Since he was thrust into the limelight at 20, Alex Turner has cast himself as a writer, not a fighter. Onstage the Arctic Monkeys singer may play the swaggering frontman, but off it he has the bookish air that comes with quoting John Cooper Clarke poems, extolling the virtues of Leonard Cohen and Scott Walker and dreaming up concept records about interstellar ennui.

It’s an image that suits the finest lyricist of his generation, but one that’s hard to square with a devotion to Muay Thai, the intense Thai kick-boxing style known as “the art of eight limbs”. In August, shortly before announcing the imminent release of seventh Arctic Monkeys album The Car, Turner told French paper L’Equipe he’d been practising the combat sport for more than a decade. “I discovered this discipline about 12 years ago, when I was in a nightclub in New York,” Turner said of Muay Thai, which is similar to Brazilian jiu-jitsu or MMA (mixed martial arts). “I was talking to a security guard from the north of England and he encouraged me to train with him.

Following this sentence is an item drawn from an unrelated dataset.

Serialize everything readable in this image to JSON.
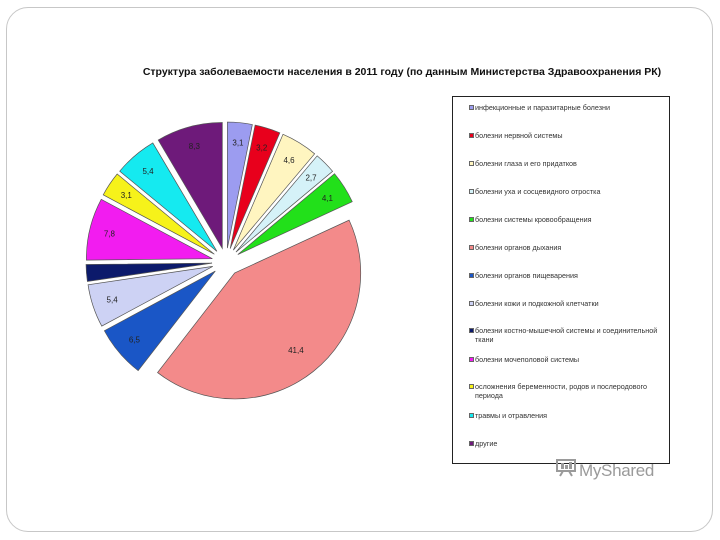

I really enjoy it; it’s good for your body and your head. During the sessions you don’t think about anything else.”

Turner is far from the only celebrity figure to fling himself into the ring. Venom actor Tom Hardy recently won three jiu-jitsu tournaments in the space of a month, while the late chef and travel show host Anthony Bourdain was also a regular competitor. In the L’Equipe interview, Turner played down the likelihood of him ever following Hardy’s Action Man-esque lead. “I have to be honest,” said Turner. “I will never have the level to fight one day in a cage like a UFC fighter.”

Still, even if he has no plans to challenge Conor McGregor to a dust-up there’s clearly something about Muay Thai that has helped Turner stay fighting fit. The singer and I are around the same age, yet the only forms of exercise I’ve ever excelled at have been hiking to and from the pub and crawling in and out of bed, often several times a day. Like many writers, my life has involved a lot more Mai Tais than Muay Thai. I struggle to think of much that appeals less than voluntarily getting kicked in the head by a stranger, yet I can’t help but wonder if this lack of discipline is the reason I’m yet to appear alongside Turner on the Sunday Times Rich List. Maybe there is something of value to be learned in the ring.